With the 50,000 francs awarded him as the Volta Prize for his invention, he established in Washington, D.C., the Volta Laboratory, where the first successful sound recorder, the Graphophone, was produced. Bell invented the photophone, which transmitted speech by light rays; the audiometer, another invention for the deaf; the induction balance, used to locate metallic objects in the human body; and the flat and the cylindrical wax recorders for phonographs. He investigated the nature and causes of deafness and made an elaborate study of its heredity.

In 1880 the magazine Science, which became the official organ for the American Association for the Advancement of Science, was founded largely through his influence.

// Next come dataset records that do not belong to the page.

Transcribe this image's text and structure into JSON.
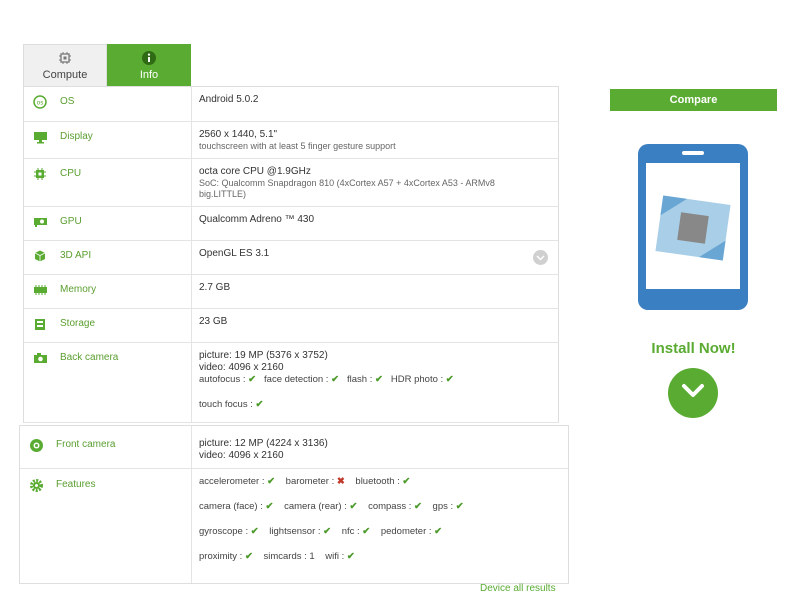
{
  "tabs": [
    {
      "label": "Compute",
      "icon": "cpu-chip-icon"
    },
    {
      "label": "Info",
      "icon": "info-circle-icon"
    }
  ],
  "specs": {
    "os": {
      "label": "OS",
      "value": "Android 5.0.2"
    },
    "display": {
      "label": "Display",
      "value": "2560 x 1440, 5.1\"",
      "sub": "touchscreen with at least 5 finger gesture support"
    },
    "cpu": {
      "label": "CPU",
      "value": "octa core CPU @1.9GHz",
      "sub1": "SoC: Qualcomm Snapdragon 810 (4xCortex A57 + 4xCortex A53 - ARMv8",
      "sub2": "big.LITTLE)"
    },
    "gpu": {
      "label": "GPU",
      "value": "Qualcomm Adreno ™ 430"
    },
    "api3d": {
      "label": "3D API",
      "value": "OpenGL ES 3.1"
    },
    "memory": {
      "label": "Memory",
      "value": "2.7 GB"
    },
    "storage": {
      "label": "Storage",
      "value": "23 GB"
    },
    "back_camera": {
      "label": "Back camera",
      "picture": "picture: 19 MP (5376 x 3752)",
      "video": "video: 4096 x 2160",
      "features": {
        "autofocus": "autofocus :",
        "face_detection": "face detection :",
        "flash": "flash :",
        "hdr": "HDR photo :",
        "touch_focus": "touch focus :"
      }
    },
    "front_camera": {
      "label": "Front camera",
      "picture": "picture: 12 MP (4224 x 3136)",
      "video": "video: 4096 x 2160"
    },
    "features": {
      "label": "Features",
      "accelerometer": "accelerometer :",
      "barometer": "barometer :",
      "bluetooth": "bluetooth :",
      "camera_face": "camera (face) :",
      "camera_rear": "camera (rear) :",
      "compass": "compass :",
      "gps": "gps :",
      "gyroscope": "gyroscope :",
      "lightsensor": "lightsensor :",
      "nfc": "nfc :",
      "pedometer": "pedometer :",
      "proximity": "proximity :",
      "simcards": "simcards : 1",
      "wifi": "wifi :"
    }
  },
  "compare_label": "Compare",
  "install_label": "Install Now!",
  "footer_link": "Device all results",
  "colors": {
    "accent": "#5aab32",
    "phone_body": "#3a7fc1",
    "phone_screen": "#ffffff"
  }
}
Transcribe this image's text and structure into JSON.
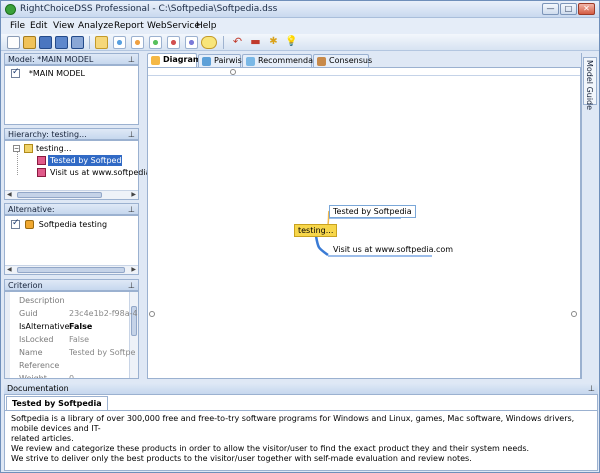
{
  "window": {
    "title": "RightChoiceDSS Professional - C:\\Softpedia\\Softpedia.dss",
    "min": "—",
    "max": "□",
    "close": "✕"
  },
  "menu": [
    "File",
    "Edit",
    "View",
    "Analyze",
    "Report",
    "WebService",
    "Help"
  ],
  "model": {
    "title": "Model: *MAIN MODEL",
    "items": [
      {
        "label": "*MAIN MODEL",
        "checked": true
      }
    ]
  },
  "hierarchy": {
    "title": "Hierarchy: testing...",
    "root": "testing...",
    "children": [
      "Tested by Softpedia",
      "Visit us at www.softpedia"
    ]
  },
  "alternative": {
    "title": "Alternative:",
    "items": [
      {
        "label": "Softpedia testing",
        "checked": true
      }
    ]
  },
  "criterion": {
    "title": "Criterion",
    "props": [
      {
        "key": "Description",
        "value": ""
      },
      {
        "key": "Guid",
        "value": "23c4e1b2-f98a-4"
      },
      {
        "key": "IsAlternative",
        "value": "False"
      },
      {
        "key": "IsLocked",
        "value": "False"
      },
      {
        "key": "Name",
        "value": "Tested by Softpe"
      },
      {
        "key": "Reference",
        "value": ""
      },
      {
        "key": "Weight",
        "value": "0"
      }
    ]
  },
  "tabs": [
    "Diagram",
    "Pairwise",
    "Recommendation",
    "Consensus"
  ],
  "side_tab": "Model Guide",
  "diagram": {
    "root": "testing...",
    "child1": "Tested by Softpedia",
    "child2": "Visit us at www.softpedia.com"
  },
  "documentation": {
    "title": "Documentation",
    "tab": "Tested by Softpedia",
    "lines": [
      "Softpedia is a library of over 300,000 free and free-to-try software programs for Windows and Linux, games, Mac software, Windows drivers, mobile devices and IT-",
      "related articles.",
      "We review and categorize these products in order to allow the visitor/user to find the exact product they and their system needs.",
      "We strive to deliver only the best products to the visitor/user together with self-made evaluation and review notes."
    ]
  },
  "pin_glyph": "⊥",
  "scroll_left": "◀",
  "scroll_right": "▶",
  "colors": {
    "accent": "#3163c4",
    "highlight": "#316ac5",
    "node_yellow": "#f7d64a"
  }
}
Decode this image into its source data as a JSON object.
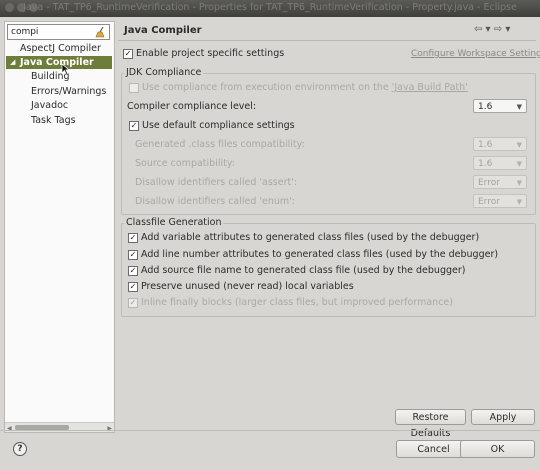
{
  "window": {
    "title": "Java - TAT_TP6_RuntimeVerification - Properties for TAT_TP6_RuntimeVerification - Property.java - Eclipse"
  },
  "filter": {
    "value": "compi"
  },
  "tree": [
    {
      "label": "AspectJ Compiler",
      "selected": false
    },
    {
      "label": "Java Compiler",
      "selected": true
    },
    {
      "label": "Building",
      "selected": false
    },
    {
      "label": "Errors/Warnings",
      "selected": false
    },
    {
      "label": "Javadoc",
      "selected": false
    },
    {
      "label": "Task Tags",
      "selected": false
    }
  ],
  "page": {
    "title": "Java Compiler",
    "nav": "⇦ ▾ ⇨ ▾",
    "enable_project_settings": "Enable project specific settings",
    "configure_workspace_link": "Configure Workspace Settings..."
  },
  "jdk": {
    "group_title": "JDK Compliance",
    "use_build_path": {
      "prefix": "Use compliance from execution environment on the ",
      "link": "'Java Build Path'"
    },
    "compliance_level_label": "Compiler compliance level:",
    "compliance_level_value": "1.6",
    "use_default": "Use default compliance settings",
    "generated_class_label": "Generated .class files compatibility:",
    "generated_class_value": "1.6",
    "source_compat_label": "Source compatibility:",
    "source_compat_value": "1.6",
    "disallow_assert_label": "Disallow identifiers called 'assert':",
    "disallow_assert_value": "Error",
    "disallow_enum_label": "Disallow identifiers called 'enum':",
    "disallow_enum_value": "Error"
  },
  "classfile": {
    "group_title": "Classfile Generation",
    "items": [
      {
        "label": "Add variable attributes to generated class files (used by the debugger)",
        "checked": true,
        "disabled": false
      },
      {
        "label": "Add line number attributes to generated class files (used by the debugger)",
        "checked": true,
        "disabled": false
      },
      {
        "label": "Add source file name to generated class file (used by the debugger)",
        "checked": true,
        "disabled": false
      },
      {
        "label": "Preserve unused (never read) local variables",
        "checked": true,
        "disabled": false
      },
      {
        "label": "Inline finally blocks (larger class files, but improved performance)",
        "checked": true,
        "disabled": true
      }
    ]
  },
  "buttons": {
    "restore_defaults": "Restore Defaults",
    "apply": "Apply",
    "cancel": "Cancel",
    "ok": "OK",
    "help": "?"
  },
  "colors": {
    "selection": "#6e7e3a",
    "background": "#d7d6d3",
    "titlebar": "#3f3e3b"
  }
}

Bell was president of the National Geographic Society from 1898 to 1903 and was made a regent of the Smithsonian Institution in 1898. After 1895 his interest was occupied largely by aviation. He invented the tetrahedral kite. The Aerial Experiment Association, founded under his patronage in 1907, brought together G. H. Curtiss, F. W. Baldwin, and others, who invented the aileron principle and developed the hydroplane.

See biographies by C. D. Mackenzie (1928, repr. 1971), A. Johnson (1985), E. S. Grosvenor and M. Wesson (1997), and T. Foster (1998).